According to the National Weather Service, the embers will likely continue to burn through Friday due to a combination of low humidity and surging winds, which are expected to gust at 60 miles per hour.
In an attempt to contain the fires and prevent any injuries, the southern division of the California Highway Patrol issued an alert Wednesday that the northbound lanes of interstates 405,101 and the I-10 would be temporarily closed "for an unknown duration." However, the southbound lanes are open.
"These are the days that break your heart," Eric Garcetti, mayor of Los Angeles said at a news conference. "These are also days that show the resilience of our city."
According to reports, more than 150 structures have been consumed by the roaring blazes — including that of 21st Century Fox and Fox News Executive Chairman Rupert Murdoch.
The two biggest fires that officials have yet to contain are the Thomas and Creek fires, which have burned 65,000 and nearly 11,500 acres, respectively. The third largest fire is the Rye fire with 7,000 acres consumed, while the smallest of all is the Skirball fire at merely 150 acres of charred destruction in its wake.
Though there have been no reports of any human deaths, the Los Angeles Times reported that more than 50,000 people have been evacuated from their homes in Ventura County, where the Thomas fire was thrashing its way through the area.

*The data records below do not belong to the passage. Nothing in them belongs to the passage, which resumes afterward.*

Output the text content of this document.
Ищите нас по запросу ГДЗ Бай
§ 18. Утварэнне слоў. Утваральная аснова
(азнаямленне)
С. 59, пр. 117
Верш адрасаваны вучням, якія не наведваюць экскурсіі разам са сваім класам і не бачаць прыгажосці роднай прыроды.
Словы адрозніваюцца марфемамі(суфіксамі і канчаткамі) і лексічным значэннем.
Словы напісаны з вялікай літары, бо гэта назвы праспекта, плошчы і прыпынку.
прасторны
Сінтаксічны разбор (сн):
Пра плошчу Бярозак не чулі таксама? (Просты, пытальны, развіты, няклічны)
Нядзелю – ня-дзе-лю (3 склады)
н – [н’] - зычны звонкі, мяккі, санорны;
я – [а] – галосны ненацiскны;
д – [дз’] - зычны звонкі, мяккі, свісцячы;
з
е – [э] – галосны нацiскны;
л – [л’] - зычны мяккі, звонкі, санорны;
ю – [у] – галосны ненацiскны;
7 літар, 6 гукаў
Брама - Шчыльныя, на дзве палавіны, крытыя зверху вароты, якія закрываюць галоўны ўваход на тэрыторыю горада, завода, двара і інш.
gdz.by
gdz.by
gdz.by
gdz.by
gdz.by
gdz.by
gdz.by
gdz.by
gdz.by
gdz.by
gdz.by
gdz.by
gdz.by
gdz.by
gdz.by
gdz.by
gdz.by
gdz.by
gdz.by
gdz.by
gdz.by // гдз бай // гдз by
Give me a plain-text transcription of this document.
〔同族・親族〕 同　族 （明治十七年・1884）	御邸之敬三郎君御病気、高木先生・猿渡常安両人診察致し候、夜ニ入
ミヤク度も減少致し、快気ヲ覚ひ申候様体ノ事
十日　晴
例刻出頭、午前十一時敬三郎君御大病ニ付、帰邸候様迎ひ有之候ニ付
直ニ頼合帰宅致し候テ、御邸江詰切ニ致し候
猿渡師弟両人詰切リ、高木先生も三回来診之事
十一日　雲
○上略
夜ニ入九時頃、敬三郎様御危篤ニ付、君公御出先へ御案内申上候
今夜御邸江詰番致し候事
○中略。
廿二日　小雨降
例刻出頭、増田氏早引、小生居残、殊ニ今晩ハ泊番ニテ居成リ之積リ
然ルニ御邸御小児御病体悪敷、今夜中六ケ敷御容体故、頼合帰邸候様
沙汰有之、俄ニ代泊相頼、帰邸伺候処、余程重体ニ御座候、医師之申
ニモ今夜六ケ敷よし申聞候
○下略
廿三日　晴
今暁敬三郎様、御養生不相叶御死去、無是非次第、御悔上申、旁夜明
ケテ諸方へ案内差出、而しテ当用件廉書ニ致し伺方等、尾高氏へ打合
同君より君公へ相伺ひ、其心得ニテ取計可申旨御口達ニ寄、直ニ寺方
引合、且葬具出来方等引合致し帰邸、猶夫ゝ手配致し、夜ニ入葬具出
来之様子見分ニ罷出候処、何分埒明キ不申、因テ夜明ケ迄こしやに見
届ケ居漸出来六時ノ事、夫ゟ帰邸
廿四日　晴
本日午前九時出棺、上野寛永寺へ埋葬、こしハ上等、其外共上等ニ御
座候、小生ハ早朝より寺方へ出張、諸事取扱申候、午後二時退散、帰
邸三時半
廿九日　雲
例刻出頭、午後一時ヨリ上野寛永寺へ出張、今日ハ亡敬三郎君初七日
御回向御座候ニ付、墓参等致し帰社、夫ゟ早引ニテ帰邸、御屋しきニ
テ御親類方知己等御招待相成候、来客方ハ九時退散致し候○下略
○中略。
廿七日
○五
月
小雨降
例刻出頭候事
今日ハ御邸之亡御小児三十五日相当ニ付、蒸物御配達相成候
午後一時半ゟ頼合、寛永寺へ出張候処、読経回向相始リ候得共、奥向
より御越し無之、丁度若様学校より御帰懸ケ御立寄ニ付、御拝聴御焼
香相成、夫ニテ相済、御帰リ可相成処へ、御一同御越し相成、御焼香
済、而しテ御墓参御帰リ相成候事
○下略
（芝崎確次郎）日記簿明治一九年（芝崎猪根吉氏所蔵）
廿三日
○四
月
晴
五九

While dozens of public and private schools have decided to close, the same could not be said for the University of California at Los Angeles. Students and employees at the institution, however, have been told by officials that they "should only come to campus if safely able until the situation is resolved," the New York Times reported.
As of Tuesday, California's Governor Jerry Brown declared a state of emergency calling on residents to "stay ready and evacuate immediately if told to do so."
An estimated 200,000 Californians are without power.